Auch hier entsteht neben der 1,3-Verfahrensgebühr eine 1,2-Terminsgebühr nach Nr. 3104 VV hinzu, da diese Gebühr nach Vorbem. 3 Abs. 3 S. 3 Nr. 2 VV auch für die Mitwirkung an Besprechungen zur Erledigung oder Vermeidung eines Verfahrens entsteht. Dass im Verfahren eine mündliche Verhandlung nicht vorgeschrieben ist, ist unerheblich.
Abzurechnen ist wie im vorangegangenen Beispiel 1.
Terminsgebühr entsteht auch aus einem eventuellen Mehrwert
Werden in einem selbstständigen Beweisverfahren Verhandlungen auch über weitere, dort nicht anhängige Gegenstände geführt, entsteht die Terminsgebühr auch aus dem Mehrwert.
Führen die Parteien im selbstständigen Beweisverfahren in einem gerichtlichen Termin ein Gespräch über weitere, nicht rechtshängige Ansprüche, ist die Terminsgebühr unter Berücksichtigung des Wertes dieser Ansprüche sowie desjenigen des Streitgegenstands festzusetzen, selbst wenn es insoweit nicht zu einer Einigung kommt.
OLG Celle, Beschl. v. 26.6.2008 – 4 W 73/08, AGS 2009, 84
3. Teilnahme am Sachverständigentermin
Hauptanwendungsfall Sachverständigentermin
Darüber hinaus kommt eine Terminsgebühr nach Vorbem. 3 Abs. 3 S. 3 Nr. 1 VV in Betracht, wenn der Anwalt an dem vom gerichtlichen Sachverständigen anberaumten Termin teilnimmt.
Beispiel 3
Der Anwalt leitet ein selbstständiges Beweisverfahren über Baumängel i.H.v. 30.000,00 EUR ein.

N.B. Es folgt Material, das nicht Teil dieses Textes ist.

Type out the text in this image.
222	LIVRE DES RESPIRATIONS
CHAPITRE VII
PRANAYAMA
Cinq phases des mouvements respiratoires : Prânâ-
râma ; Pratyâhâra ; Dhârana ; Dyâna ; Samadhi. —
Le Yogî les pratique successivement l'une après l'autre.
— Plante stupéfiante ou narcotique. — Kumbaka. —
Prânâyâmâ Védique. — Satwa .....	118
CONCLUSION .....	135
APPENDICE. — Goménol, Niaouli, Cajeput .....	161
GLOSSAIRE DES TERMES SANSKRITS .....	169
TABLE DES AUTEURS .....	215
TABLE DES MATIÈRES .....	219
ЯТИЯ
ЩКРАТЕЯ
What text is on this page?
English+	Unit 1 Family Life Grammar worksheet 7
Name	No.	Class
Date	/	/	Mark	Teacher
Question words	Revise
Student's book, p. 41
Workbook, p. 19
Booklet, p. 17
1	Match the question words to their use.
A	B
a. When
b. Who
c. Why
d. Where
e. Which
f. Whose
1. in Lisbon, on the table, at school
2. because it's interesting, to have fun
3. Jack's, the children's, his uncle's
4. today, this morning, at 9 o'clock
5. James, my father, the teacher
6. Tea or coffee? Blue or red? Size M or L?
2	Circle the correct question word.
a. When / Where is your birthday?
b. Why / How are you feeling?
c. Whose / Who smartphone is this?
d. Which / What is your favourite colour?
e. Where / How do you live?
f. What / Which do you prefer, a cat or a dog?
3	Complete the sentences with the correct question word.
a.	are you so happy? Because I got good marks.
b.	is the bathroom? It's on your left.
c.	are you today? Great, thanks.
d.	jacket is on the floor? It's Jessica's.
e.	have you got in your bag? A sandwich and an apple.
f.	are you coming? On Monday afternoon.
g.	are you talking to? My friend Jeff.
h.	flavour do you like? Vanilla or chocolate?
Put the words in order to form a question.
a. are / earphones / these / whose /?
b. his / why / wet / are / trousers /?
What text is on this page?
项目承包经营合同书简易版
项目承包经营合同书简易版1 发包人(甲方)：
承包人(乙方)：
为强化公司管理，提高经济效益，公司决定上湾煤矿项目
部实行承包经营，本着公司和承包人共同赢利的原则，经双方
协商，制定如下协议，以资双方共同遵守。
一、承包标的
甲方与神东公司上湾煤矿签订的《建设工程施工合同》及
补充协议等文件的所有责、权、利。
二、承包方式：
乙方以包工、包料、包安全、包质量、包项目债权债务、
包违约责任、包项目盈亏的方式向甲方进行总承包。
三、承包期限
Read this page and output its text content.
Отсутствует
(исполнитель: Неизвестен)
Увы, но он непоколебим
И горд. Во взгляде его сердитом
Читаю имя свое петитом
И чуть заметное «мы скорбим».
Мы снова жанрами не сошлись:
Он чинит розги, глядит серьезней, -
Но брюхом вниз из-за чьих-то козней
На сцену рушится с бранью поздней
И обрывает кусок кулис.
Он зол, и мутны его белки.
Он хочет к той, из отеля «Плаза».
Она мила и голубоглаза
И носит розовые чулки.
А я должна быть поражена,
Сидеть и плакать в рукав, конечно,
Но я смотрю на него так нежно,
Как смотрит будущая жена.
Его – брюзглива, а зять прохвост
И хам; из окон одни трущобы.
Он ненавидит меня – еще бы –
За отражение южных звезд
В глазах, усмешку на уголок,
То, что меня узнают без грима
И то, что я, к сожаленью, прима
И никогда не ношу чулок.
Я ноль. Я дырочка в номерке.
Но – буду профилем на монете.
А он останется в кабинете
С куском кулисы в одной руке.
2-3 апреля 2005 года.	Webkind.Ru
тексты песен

Es findet ein Sachverständigentermin am Bauobjekt statt, an dem der Anwalt teilnimmt.
Auch hier entsteht neben der 1,3-Verfahrensgebühr eine 1,2-Terminsgebühr nach Nr. 3104 VV, da diese Gebühr nach Vorbem. 3 Abs. 3 S. 3 Nr. 1 VV auch für die Teilnahme an außergerichtlichen Terminen entsteht, die ein gerichtlich bestellter Sachverständiger angeordnet hat.
Abzurechnen ist wie in Beispiel 1.
Diese Tatbestandsvariante hat gerade im selbstständigen Beweisverfahren ihren Hauptanwendungsbereich. Im Erkenntnisverfahren hat diese Tatbestandsvariante keine große Bedeutung, da in der Regel vor einem Beweistermin mündlich verhandelt worden ist. Lediglich in den Fällen des § 358a ZPO hat diese Vorschri...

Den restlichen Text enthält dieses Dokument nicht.